Elements of functional analysis: Hilbert spaces, bounded operators.
Basic programming in Matlab language. Course programme
- The covered topics will be as follows (the scheduled hours are reported in brackets):
- linear inverse problems between finite-dimensional Hilbert spaces: operators, ill-position, ill-conditioning, spectral resolution, pseudo-solution, generalized solution, generalized inverse operator, singular cases; (6)
- Tikhonov-like regularization algorithms: TSVD, Tikhonov. (10)
- iterative regularizing methods: Landweber and conjugate gradient (CG) methods; (10)
- choice of the regularization parameter: Morozov discrepancy principle, generalized cross-validation (GCV), L-curve; (6)
- statistical approach to inverse problems: maximum likelihood and maximum a posteriori; (8)
- application examples: image reconstruction in computed tomography (CT), machine learning in the supervised case. (8)
This is a newly proposed course, so the hourly plan is hypothetical and could undergo some variations. Didactic methods
- The teaching activity will consist of about 40 hours of frontal lectures, dedicated to the theoretical aspects, and about 8 hours of lab activities in Matlab. The latter will be dedicated to some of the most relevant applications of the theory. Lectures will be given in classroom, unless different settings will be required by the University.
Learning assessment procedures
- The exam goal is to verify a suitable level of achievement of the training objectives of the course, with respect to both knowledge and skills, including the laboratory part in Matlab.
The exam will consist of an oral test, divided into two parts:
- the first part with questions ranging on all the topics covered in the classes;
- the second part with a discussion on lab exercises, including both those carried out in the classes and those assigned.
The exercises sources have to be delivered to the teacher before the exam.

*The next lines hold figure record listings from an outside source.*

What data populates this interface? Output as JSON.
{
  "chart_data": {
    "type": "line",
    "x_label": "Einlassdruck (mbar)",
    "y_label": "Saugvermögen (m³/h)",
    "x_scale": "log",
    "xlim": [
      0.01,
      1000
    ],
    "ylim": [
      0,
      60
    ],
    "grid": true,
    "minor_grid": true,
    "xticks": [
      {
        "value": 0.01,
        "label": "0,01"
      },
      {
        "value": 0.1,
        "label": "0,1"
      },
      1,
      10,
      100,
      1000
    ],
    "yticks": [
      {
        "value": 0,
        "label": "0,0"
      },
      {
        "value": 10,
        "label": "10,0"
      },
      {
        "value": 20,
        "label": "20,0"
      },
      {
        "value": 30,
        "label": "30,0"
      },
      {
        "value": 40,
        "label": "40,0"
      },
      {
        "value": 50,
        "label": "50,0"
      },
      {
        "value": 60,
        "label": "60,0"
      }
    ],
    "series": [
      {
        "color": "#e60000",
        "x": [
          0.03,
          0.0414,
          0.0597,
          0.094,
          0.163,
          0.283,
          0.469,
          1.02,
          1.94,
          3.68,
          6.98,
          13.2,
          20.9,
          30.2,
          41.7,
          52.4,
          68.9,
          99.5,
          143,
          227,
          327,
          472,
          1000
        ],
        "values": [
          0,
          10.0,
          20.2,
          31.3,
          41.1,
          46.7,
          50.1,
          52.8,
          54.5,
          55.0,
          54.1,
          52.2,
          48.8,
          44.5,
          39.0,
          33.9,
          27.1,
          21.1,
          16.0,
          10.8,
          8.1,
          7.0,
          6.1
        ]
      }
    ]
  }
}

The final score is given by the sum of the evaluation of both parts. In general, the evaluation of the first part cannot exceed 28/30. The maximum score on the second part can range between 2/30 and 10/30, depending on the amount of time actually dedicated to the lab. Therefore, the latter cannot be known in advance. However, if no Matlab exercises are delivered, the exam is compromised. Reference texts
- - Teacher's notes
- M. Bertero, P. Boccacci, "Introduction to Inverse Problems in Imaging", IOP, Bristol, 1996.
- H.W. Engl, M. Hanke, A. Neubauer, "Regularization of Inverse Problems", Kluwer Academic Publishers, 1996.
- C. Vogel, "Computational methods for inverse problems", SIAM, 2002.
- J. Mueller, S. Siltanen, “Linear and Nonlinear Inverse Problems with Practical Applications”, SIAM, 2012.